My third horse was known to Mr. Billingsley as "that old lame gray." As a 17-year-old cowboy, I couldn't bear this unromantic designation for my steed, so to me he was secretly known as Gray Eagle. A more appropriate name would have been Lame Gray Eagle because he did have a crippled left hind ankle that produced a most unusual gait. Trotting him was like flying an airplane through high turbulence. Galloping him was like being inside a milkshake mixer.
Of all my string, Gray Eagle was least given to misbehavior, even under my inspired leadership. Favoring his bad leg, he would put up with almost anything. I finally drove him out of his lethargy one day when we were mending fences. Riding through cactus, I had picked up a sharp-pronged bulb on the stirrup leather. I didn't notice it, but I never noticed anything until too late. After dismounting to staple a strand of barbed wire to a fence post, I returned to my horse. Turning the stirrup inward as I had been taught, I jammed my foot in and rose smoothly toward the saddle. I was in midair when the inch-long cactus spikes sank into Gray Eagle's flank. The sharp message reached his dozing brain; he forgot who he was and actually bucked, hurling me clear over the saddle and into the barbed wire. A few minor scratches for me, but Gray Eagle went right on bucking, carried away by the excitement of his lost youth. For the months that he and I remained together—off and on—he was never the same. None of my horses was ever the same, once I had shown them the way.
Whole days passed, 12- and 14-hour days, when I didn't fall off, but these were infrequent. There were so many opportunities to get in touch with the land. A jackrabbit suddenly darting in front of my horse, a quick shy and a quick aerial dismount. A rattlesnake whirring unexpectedly from beneath a mesquite bush, a snort and jump, and a fall. My horse approaching a narrow two-foot ravine and, instead of taking it, an abrupt stop, then a plunge forward as I plunged backward. Urging my horse at a gallop into unnoticed muddy ground into which his legs sank, bringing him to a halt—but not me. Falling asleep in the saddle at the end of a long day, just when my horse scented home and broke into a canter. Once I hit the ground still fast asleep.

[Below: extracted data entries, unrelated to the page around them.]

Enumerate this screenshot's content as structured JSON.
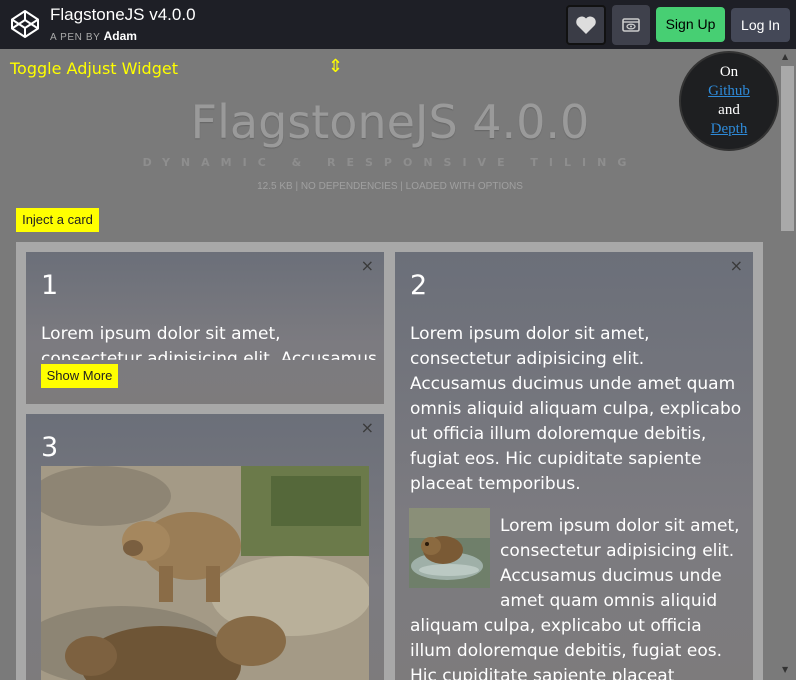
{
  "header": {
    "title": "FlagstoneJS v4.0.0",
    "by_label": "A PEN BY",
    "author": "Adam",
    "signup_label": "Sign Up",
    "login_label": "Log In"
  },
  "preview": {
    "toggle_label": "Toggle Adjust Widget",
    "toggle_icon": "⇕",
    "badge": {
      "line1": "On",
      "link1": "Github",
      "line2": "and",
      "link2": "Depth"
    },
    "title": "FlagstoneJS 4.0.0",
    "subtitle": "DYNAMIC & RESPONSIVE TILING",
    "meta": "12.5 KB | NO DEPENDENCIES | LOADED WITH OPTIONS",
    "inject_label": "Inject a card",
    "cards": [
      {
        "number": "1",
        "text": "Lorem ipsum dolor sit amet, consectetur adipisicing elit. Accusamus",
        "show_more": "Show More"
      },
      {
        "number": "2",
        "text": "Lorem ipsum dolor sit amet, consectetur adipisicing elit. Accusamus ducimus unde amet quam omnis aliquid aliquam culpa, explicabo ut officia illum doloremque debitis, fugiat eos. Hic cupiditate sapiente placeat temporibus.",
        "text2": "Lorem ipsum dolor sit amet, consectetur adipisicing elit. Accusamus ducimus unde amet quam omnis aliquid aliquam culpa, explicabo ut officia illum doloremque debitis, fugiat eos. Hic cupiditate sapiente placeat"
      },
      {
        "number": "3"
      }
    ],
    "close_icon": "×"
  },
  "colors": {
    "accent_yellow": "#ffff00",
    "signup_green": "#47cf73",
    "topbar": "#1e1f26"
  }
}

I don't know what any of this was doing for my baseball game, but I was never seriously hurt, not even on the day when I fell off Prince three times in three different ways. That horse actually whinnied with pride when turned loose in the corral that evening, but I had only half a dozen bruises. Tough hombre.

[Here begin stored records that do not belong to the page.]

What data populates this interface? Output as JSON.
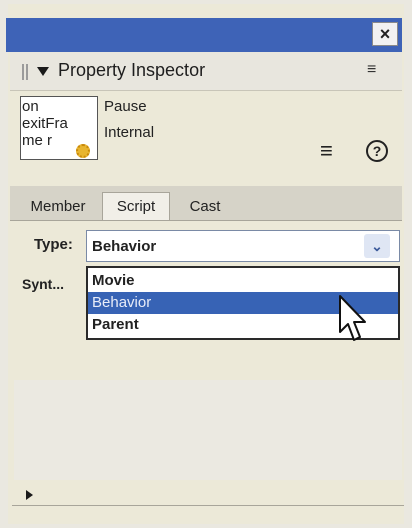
{
  "window": {
    "close_glyph": "×"
  },
  "panel": {
    "title": "Property Inspector"
  },
  "thumbnail": {
    "text": "on\nexitFra\nme r"
  },
  "properties": {
    "pause": "Pause",
    "internal": "Internal"
  },
  "tabs": [
    {
      "label": "Member",
      "active": false
    },
    {
      "label": "Script",
      "active": true
    },
    {
      "label": "Cast",
      "active": false
    }
  ],
  "type_field": {
    "label": "Type:",
    "value": "Behavior",
    "options": [
      "Movie",
      "Behavior",
      "Parent"
    ],
    "highlighted": "Behavior"
  },
  "syntax": {
    "label": "Synt..."
  },
  "icons": {
    "menu": "list-settings-icon",
    "list": "list-view-icon",
    "help": "help-icon",
    "collapse": "triangle-down-icon",
    "expand": "triangle-right-icon",
    "cursor": "mouse-pointer-icon",
    "behavior": "gear-icon"
  },
  "colors": {
    "titlebar": "#3e63b7",
    "highlight": "#3763b5"
  }
}
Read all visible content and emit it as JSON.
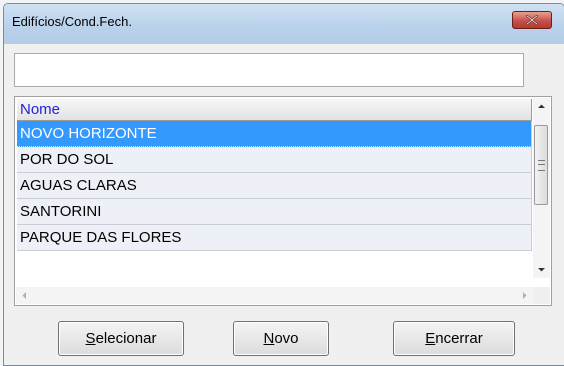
{
  "window": {
    "title": "Edifícios/Cond.Fech."
  },
  "search": {
    "value": ""
  },
  "list": {
    "header": "Nome",
    "rows": [
      "NOVO HORIZONTE",
      "POR DO SOL",
      "AGUAS CLARAS",
      "SANTORINI",
      "PARQUE DAS FLORES"
    ],
    "selected_index": 0
  },
  "buttons": {
    "selecionar": {
      "mnemonic": "S",
      "rest": "elecionar"
    },
    "novo": {
      "mnemonic": "N",
      "rest": "ovo"
    },
    "encerrar": {
      "mnemonic": "E",
      "rest": "ncerrar"
    }
  },
  "colors": {
    "selection": "#3399ff",
    "header_text": "#2323d8",
    "close_button": "#c75050"
  },
  "icons": [
    "close-icon",
    "scroll-up-icon",
    "scroll-down-icon",
    "scroll-left-icon",
    "scroll-right-icon"
  ]
}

Mr. Billingsley, who was responsible for getting me off the ranch alive, was hard-pressed at roundup time. Now, instead of a couple of us mending fences or bringing sick cattle back to the corral for doctoring, he had to hire a dozen extra hands to bring in 5,000 steers for shipment north. I had been looking forward to this seminal event: the end of the year, roundup time in Texas, just a-sweatin', swayin', swearin' with a posse of real cowboys, of whom I could count myself one. But to Mr. Billingsley the vision of my riding and falling for four days among 5,000 ornery, hysterical steers was more than he could tolerate. The morning that roundup began, while all my new colleagues were saddling up, he told me I was to be cook's helper. I spent the culmination of my career collecting mesquite root for the cook's fire and washing the cook's pots and pans, which were many and dirty. The working cowboys insulted the cook before, during and after every meal for his perpetrations, but I didn't even get a dishonorable mention.
When I left the 0-2, I didn't go on to become President. I never even won a primary. If there was any improvement in my baseball, basketball or tennis prowess, it was indiscernible. But having been in touch with the land more often and in more ways than my father had ever imagined, I did promise myself that I would never again ride a horse. Never. It was a promise I kept for 40 years.
Last year I broke it. Trapped in a business meeting at a dude ranch in Wyoming and with a certain amount of professional honor at stake, I was persuaded to join the gang on an afternoon ride. I asked for and secured a horse that was "not too spirited," claiming a bad back I didn't possess. Checking to make sure there was no cactus embedded in the stirrup, I climbed aboard, and there I was—back in the saddle again, out where a friend is a friend. I waited while the rest of the group mounted.
The best rider among us, a business friend who keeps his own horses, looked me over appraisingly. Finally he said, "You have a very nice seat."
Was there a snort from Mr. Billingsley in Valhalla? A trio of snorts from my string in the Great Corral? No matter.
"Thanks," I said in the casual voice of an old cowhand. Some things are even better than being President.